While Professor Aaron Hanlon’s lecture on Revolutions in Big Data initially seemed boring, as I was not very keen on the subject, I was very surprised to be intrigued and fascinated by his presentation. Hanlon’s lecture looked at the evolution of data in several different ways, including meaning, interpretation, and frequency of use.
According to Hanlon, the first recorded use of the the word data was in the early 17th century as “a heap of data” ;describing the word of God. This use of the word in the religious/spiritual context makes it sound as if the word is synonymous with truth, but this is not right. Data isn’t fact, but is the first step in formulating ideas, and builds fact and truth. Data has come a long way since then, and has expanded to mean multiple things.
An example Hanlon used was Hooke’s book Micrographia, which showed small insects and organic material, such as fleas and leaves, blown up in drawings to show very small detail. This in itself was a small revolution as this new form of data, revolutionized the way people thought, as they’d never been able to see creatures in such detail before.
The lens and context in which data is presented is also very important.
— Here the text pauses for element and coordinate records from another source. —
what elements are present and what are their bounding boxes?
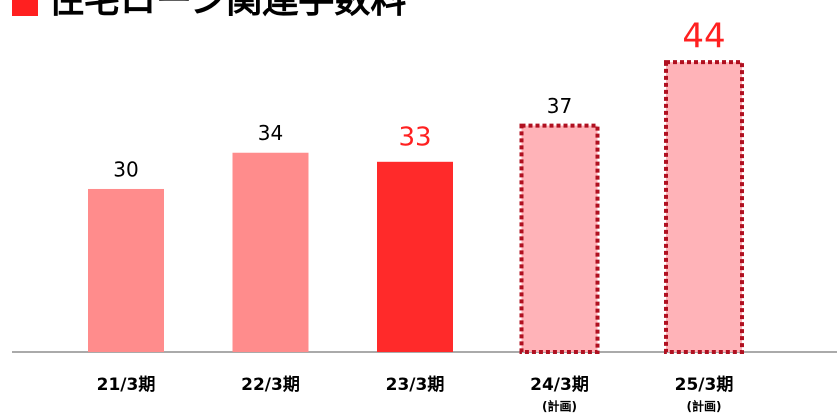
value-label: 34 (258, 121, 283, 145)
x-tick-sublabel: (計画) (687, 399, 722, 414)
x-tick-label: 24/3期 (530, 375, 589, 395)
title-marker (12, 0, 38, 16)
bar (519, 123, 600, 354)
value-label: 33 (398, 122, 431, 152)
x-tick-sublabel: (計画) (542, 399, 577, 414)
x-tick-label: 21/3期 (97, 375, 156, 395)
value-label: 44 (682, 17, 725, 57)
x-tick-label: 25/3期 (675, 375, 734, 395)
value-label: 37 (547, 94, 572, 118)
x-tick-label: 22/3期 (241, 375, 300, 395)
bar (232, 152, 309, 352)
bar (664, 60, 744, 355)
x-tick-label: 23/3期 (386, 375, 445, 395)
bar (88, 188, 164, 352)
value-label: 30 (113, 157, 138, 181)
chart-title: 住宅ローン関連手数料 (48, 0, 406, 21)
bar (377, 161, 453, 352)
One of the main concerns Hanlon expressed, is that in this day and age where data is abundant and constantly changing, that it is easy to misconstrue the meaning of data if you don’t have the context. For example, imagine looking at a medical chart for a patient that shows concerning vital signs. If a doctor was to look at this cart without any previous knowledge of the patient, they could easily think that the patient was in a declining state of health. However, what if the patient’s vital signs had been significantly worse an hour ago and they were actually showing signs of improvement? This shows the danger of taking raw data at face value without understanding the context of the situation.
One of the most interesting parts of the lecture though, was when he showed us how the frequency of words varied over the years using the Google n-gram viewer. Not only was I amazed to learn about new software that I could play with, but I surprised to see how much fluctuation there was within the words fact, truth and data. Around the 1850s, the use of the word fact increases and the use of the word truth decreases. This shows that as the meanings of words change, their popularity changes, but also that authors were becoming less concerned with feeling and more concerned with fact. However, the word data surpassed the usage of both of these words, showing that data is more all-encompassing and is the building block of both fact and truth.